PM Modi to take clean mission to schools
Prime Minister Narendra Modi is planning a bigger-than-usual Children’s Day on November 14, Jawaharlal Nehru’s birthday, when he is likely to launch yet another cleanliness campaign – one aimed solely at schoolchildren.india Updated: Oct 17, 2014 02:00 IST
Prime Minister Narendra Modi is planning a bigger-than-usual Children’s Day on November 14, Jawaharlal Nehru’s birthday, when he is likely to launch yet another cleanliness campaign – one aimed solely at schoolchildren.
The mission, which officials have branded Bal Swachh Abhiyaan, is likely to see Modi make a signature, high-pitched public commemoration of another national icon: the country’s first prime minister and one of the Opposition Congress’s tallest leaders.
Last month, Modi chose the birth anniversary of Mahatma Gandhi to kick-start Swachh Bharat, a nationwide drive to clean public spaces.
Top officials in Delhi are preparing to replicate the campaign’s successful launch, reaching out to all states to enable millions of children to participate in cleaning up playgrounds, homes, schools and toilets on November 14.
Modi has called for a government plan to build public toilets in every school in a country where more than half of the 1.2-billion population does not have access to toilets. According to a World Bank study, the burden from lack of toilets and hygiene-related diseases cuts 2% of India’s potential GDP.
“Children can play a very important role in achieving Swachh Bharat by 2019,” sanitation secretary Vijaylaxmi Joshi wrote to all chief secretaries, asking them to undertake programmes at all levels, including districts and gram panchayats, or village-level councils, on that day.

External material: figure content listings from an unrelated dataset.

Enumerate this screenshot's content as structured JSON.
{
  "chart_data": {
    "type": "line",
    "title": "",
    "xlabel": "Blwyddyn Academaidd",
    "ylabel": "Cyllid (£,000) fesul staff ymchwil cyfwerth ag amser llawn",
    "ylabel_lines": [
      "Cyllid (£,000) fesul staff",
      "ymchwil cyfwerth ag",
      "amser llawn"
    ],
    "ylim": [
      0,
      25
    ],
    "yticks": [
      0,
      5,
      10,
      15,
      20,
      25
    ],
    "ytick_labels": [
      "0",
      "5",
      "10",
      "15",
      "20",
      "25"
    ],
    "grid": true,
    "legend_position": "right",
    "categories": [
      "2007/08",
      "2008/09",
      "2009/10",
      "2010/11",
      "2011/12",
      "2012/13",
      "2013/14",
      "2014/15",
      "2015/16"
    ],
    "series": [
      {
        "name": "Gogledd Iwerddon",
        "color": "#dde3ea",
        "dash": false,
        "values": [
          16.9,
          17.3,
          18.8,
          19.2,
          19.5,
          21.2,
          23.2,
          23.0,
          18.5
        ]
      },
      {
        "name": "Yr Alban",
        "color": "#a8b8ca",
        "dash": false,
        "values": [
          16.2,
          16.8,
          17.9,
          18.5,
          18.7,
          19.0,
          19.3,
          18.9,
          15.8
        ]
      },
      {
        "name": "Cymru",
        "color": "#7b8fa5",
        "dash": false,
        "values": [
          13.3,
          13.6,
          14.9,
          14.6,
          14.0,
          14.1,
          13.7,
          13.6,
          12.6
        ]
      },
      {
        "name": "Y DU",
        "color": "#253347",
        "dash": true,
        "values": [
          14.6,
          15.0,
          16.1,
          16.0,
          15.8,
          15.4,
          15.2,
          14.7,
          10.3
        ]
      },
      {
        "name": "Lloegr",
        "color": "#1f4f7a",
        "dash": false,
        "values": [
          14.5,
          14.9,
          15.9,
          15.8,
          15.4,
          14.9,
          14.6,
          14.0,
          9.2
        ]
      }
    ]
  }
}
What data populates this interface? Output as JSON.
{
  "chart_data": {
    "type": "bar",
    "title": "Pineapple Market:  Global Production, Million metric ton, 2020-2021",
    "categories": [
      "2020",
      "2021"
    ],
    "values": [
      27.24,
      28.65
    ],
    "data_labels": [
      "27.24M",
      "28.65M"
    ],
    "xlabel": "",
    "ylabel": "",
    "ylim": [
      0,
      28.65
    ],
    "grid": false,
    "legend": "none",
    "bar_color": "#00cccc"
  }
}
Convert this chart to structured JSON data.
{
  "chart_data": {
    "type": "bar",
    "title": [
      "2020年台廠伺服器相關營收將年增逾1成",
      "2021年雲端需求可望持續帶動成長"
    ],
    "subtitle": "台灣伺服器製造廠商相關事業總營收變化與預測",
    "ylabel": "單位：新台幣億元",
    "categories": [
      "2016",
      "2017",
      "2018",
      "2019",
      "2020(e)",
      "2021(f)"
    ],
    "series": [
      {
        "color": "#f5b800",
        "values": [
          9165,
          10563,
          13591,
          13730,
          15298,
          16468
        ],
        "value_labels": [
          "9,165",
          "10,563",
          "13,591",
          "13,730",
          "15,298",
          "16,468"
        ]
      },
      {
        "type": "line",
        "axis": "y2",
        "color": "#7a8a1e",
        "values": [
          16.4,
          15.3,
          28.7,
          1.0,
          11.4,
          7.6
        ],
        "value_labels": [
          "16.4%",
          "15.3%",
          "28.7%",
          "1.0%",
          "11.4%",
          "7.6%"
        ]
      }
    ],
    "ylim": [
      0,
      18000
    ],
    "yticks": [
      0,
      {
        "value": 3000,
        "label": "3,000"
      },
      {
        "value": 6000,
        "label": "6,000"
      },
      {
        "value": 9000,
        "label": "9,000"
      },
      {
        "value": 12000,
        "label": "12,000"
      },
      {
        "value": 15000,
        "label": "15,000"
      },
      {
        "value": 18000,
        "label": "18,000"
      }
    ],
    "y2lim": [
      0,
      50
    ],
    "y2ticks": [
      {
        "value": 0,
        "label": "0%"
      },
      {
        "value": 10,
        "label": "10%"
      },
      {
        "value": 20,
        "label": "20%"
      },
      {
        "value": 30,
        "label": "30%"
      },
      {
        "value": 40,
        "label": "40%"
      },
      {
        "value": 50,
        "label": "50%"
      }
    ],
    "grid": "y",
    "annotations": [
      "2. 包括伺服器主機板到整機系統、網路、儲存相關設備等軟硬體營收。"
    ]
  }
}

“A pledge to be taken on the occasion by all children of the country is being prepared,” the letter from the Centre informing states about the campaign said.
In his Independence Day speech this year, Modi called for a cleaner India by October 2, 2019, in time for Gandhi’s 150th birth anniversary, and sought to set an example by working the broom. The campaign, one melding nationalism with civic pride, is reminiscent of Singapore’s first prime minister Lee Kuan Yew’s drive to modernise the city-state on an ethos of cleanliness.